È un fenomeno complesso la memoria, richiede esercizio per non lasciar dissolvere le cose e, anche con l’impegno, capita che eventi che in determinati attimi ci appaiono eccezionali e considerevoli finiscano per svanire lasciando spazio, invece, solo a dettagli o episodi che in altri momenti ci sembravano minuscoli. Alcuni ricordi sono più facili da mantenere, altri devono essere consolidati ogni volta in cui vengono richiamati alla mente perché il tempo li erode più facilmente – come ciò che abbiamo detto, i paragrafi dei libri di Storia o l’interezza delle esperienze che viviamo –, rendendoli sfocati e imprecisi, e quindi più malleabili, tanto da poter essere rafforzati quanto alterati. La nostra mente, di solito, li modella per farne profezie.

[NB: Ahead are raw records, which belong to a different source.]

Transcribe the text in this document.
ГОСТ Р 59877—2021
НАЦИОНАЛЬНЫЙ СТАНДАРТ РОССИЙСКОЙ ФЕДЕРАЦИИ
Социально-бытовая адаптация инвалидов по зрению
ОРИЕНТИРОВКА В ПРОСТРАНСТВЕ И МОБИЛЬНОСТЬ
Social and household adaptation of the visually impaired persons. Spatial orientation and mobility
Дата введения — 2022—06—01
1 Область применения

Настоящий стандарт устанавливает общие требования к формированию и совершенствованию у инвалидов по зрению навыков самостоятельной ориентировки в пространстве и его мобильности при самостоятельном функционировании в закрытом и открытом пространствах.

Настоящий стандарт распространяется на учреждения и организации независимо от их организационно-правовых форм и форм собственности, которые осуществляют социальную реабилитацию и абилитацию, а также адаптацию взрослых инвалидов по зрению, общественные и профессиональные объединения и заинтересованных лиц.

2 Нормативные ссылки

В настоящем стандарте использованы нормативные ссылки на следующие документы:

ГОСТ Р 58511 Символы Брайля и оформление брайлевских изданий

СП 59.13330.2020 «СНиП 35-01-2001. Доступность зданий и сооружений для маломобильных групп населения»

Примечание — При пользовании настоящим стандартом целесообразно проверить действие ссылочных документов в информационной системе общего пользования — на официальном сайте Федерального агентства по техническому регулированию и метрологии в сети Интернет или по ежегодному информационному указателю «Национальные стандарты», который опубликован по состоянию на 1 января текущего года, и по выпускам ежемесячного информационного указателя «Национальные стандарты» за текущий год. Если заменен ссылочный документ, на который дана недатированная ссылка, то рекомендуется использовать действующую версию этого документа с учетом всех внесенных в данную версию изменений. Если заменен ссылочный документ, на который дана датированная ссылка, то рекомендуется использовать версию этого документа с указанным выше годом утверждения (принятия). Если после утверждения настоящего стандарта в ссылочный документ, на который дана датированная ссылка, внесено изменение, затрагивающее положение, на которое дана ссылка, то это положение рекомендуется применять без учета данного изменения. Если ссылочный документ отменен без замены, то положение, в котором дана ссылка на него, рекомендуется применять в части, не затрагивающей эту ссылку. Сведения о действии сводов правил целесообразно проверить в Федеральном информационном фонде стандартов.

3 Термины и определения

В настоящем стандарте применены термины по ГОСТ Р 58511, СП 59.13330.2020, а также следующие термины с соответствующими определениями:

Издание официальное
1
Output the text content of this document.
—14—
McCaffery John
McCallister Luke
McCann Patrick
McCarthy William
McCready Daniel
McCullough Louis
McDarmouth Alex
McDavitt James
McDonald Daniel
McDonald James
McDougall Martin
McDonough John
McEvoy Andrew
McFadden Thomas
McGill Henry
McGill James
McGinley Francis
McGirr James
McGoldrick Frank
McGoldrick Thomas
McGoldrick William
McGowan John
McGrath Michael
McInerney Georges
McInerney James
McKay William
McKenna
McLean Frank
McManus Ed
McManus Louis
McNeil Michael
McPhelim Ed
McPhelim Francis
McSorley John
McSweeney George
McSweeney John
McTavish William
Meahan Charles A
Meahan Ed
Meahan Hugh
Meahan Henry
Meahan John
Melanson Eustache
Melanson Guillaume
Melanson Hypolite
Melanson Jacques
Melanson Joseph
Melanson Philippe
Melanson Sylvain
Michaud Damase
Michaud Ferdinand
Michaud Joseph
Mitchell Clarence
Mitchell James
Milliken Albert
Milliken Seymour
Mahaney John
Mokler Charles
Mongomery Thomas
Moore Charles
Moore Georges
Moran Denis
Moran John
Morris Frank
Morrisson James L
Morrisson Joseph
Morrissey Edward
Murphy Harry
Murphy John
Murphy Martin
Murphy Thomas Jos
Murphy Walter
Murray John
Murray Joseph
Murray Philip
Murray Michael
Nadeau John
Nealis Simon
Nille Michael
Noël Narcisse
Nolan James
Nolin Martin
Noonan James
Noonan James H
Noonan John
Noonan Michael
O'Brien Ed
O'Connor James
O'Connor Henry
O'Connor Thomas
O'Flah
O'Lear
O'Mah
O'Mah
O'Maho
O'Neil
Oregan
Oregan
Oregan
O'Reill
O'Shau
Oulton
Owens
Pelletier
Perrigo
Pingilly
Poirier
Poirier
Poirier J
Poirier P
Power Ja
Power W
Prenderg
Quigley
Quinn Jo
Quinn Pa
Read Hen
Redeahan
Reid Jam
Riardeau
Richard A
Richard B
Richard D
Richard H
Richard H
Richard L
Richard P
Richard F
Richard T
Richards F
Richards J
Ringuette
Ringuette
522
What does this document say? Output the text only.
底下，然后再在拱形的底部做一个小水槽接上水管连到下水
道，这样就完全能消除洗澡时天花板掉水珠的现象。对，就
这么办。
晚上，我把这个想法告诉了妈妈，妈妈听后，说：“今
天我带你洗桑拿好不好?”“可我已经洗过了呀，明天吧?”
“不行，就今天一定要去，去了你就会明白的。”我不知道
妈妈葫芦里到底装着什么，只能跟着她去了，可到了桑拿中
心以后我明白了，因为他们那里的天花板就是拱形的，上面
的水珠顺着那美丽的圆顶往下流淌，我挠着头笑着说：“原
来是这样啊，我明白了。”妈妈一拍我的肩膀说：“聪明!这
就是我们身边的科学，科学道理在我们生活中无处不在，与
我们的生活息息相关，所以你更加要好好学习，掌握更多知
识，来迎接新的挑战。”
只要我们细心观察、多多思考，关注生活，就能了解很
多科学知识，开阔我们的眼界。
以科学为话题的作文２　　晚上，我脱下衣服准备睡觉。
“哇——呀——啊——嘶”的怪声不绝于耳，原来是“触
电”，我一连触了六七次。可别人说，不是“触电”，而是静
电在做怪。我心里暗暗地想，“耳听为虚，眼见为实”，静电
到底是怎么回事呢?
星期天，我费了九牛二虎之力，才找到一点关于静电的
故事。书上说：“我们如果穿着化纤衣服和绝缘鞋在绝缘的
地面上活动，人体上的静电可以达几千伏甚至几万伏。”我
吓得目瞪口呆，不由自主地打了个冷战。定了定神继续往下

Quando tentiamo di ripescare un ricordo piuttosto che un altro, infatti, lo facciamo per riviverne le emozioni, certo, ma spesso anche per trovare al suo interno risposte a domande a cui altrimenti non sapremmo dare un senso, inseguendo significati che potrebbero esserci sfuggiti o creandone di nuovi, rischiando di restarci incastrati.
C’è un libro tra quelli che Calum tiene sul comodino della stanza in cui, per un errore dell’hotel, lui e Sophie sono costretti a condividere il letto: Poems, Stories and Writings, di Margaret Tait. Viene inquadrato solo velocemente, probabilmente un piccolo vezzo di Wells per onorare una delle registe e poete scozzesi più straordinarie, anche se ampiamente sottovalutata in vita. Nelle sue pellicole, Tait celebrava la vita di tutti i giorni trattando i soggetti con grande intimità, svelando il mistero della quotidianità attraverso l’attenzione per i piccoli dettagli spesso trascurati, proprio come accade anche in Aftersun. Cercandone le poesie mi sono imbattuto in una che ricordavo di aver letto come esergo di qualche romanzo, intitolata “Adesso”. Nella prima strofa Tait racconta di quando, da bambina, restava in agguato nel tentativo di guardare il trifoglio aprirsi, o anche solo schiudersi un po’, senza mai riuscirci. Era troppo impaziente, o il movimento troppo veloce, impercettibile, fugace. Si stancava presto di fissarlo, e quando vi riposava di nuovo lo sguardo ecco che si era già chiuso per la notte. “L’ho perso, ancora una volta.” Non è forse questo che tutti, come Sophie, cerchiamo di fare quando ci aggrappiamo ai nostri ricordi? Restiamo in agguato a fissarli, sprofondandoci dentro, nel tentativo di riuscire a cogliere qualcosa che ci è sfuggito, qualcosa che sicuramente in quel momento abbiamo perso ma che, per quanto proviamo ad afferrare, ci sfugge, anche perché non riguarda solo noi.
Aftersun, in un modo contemporaneamente semplice e intenso, si configura così come una storia su come i ricordi delle persone che amiamo si evolvono e cambiano forma, in un continuo processo di stratificazione; su quanto impegno impieghiamo nel colmare con l’immaginazione o le supposizioni i dati mancanti; su come finiscano per determinare il modo in cui viviamo il presente. Con grande sensibilità, lasciando aperta ogni domanda, Wells ci immerge in un luogo Altro – struggente, nostalgico, bellissimo – che da adulti può apparire familiare a ognuno di noi: quello cioè, in cui cerchiamo di ritrovare le persone che più abbiamo a cuore – o meglio, le idee che abbiamo di loro – nel tentativo ultimo di riconciliarci con ciò che è stato e, soprattutto, con noi stessi.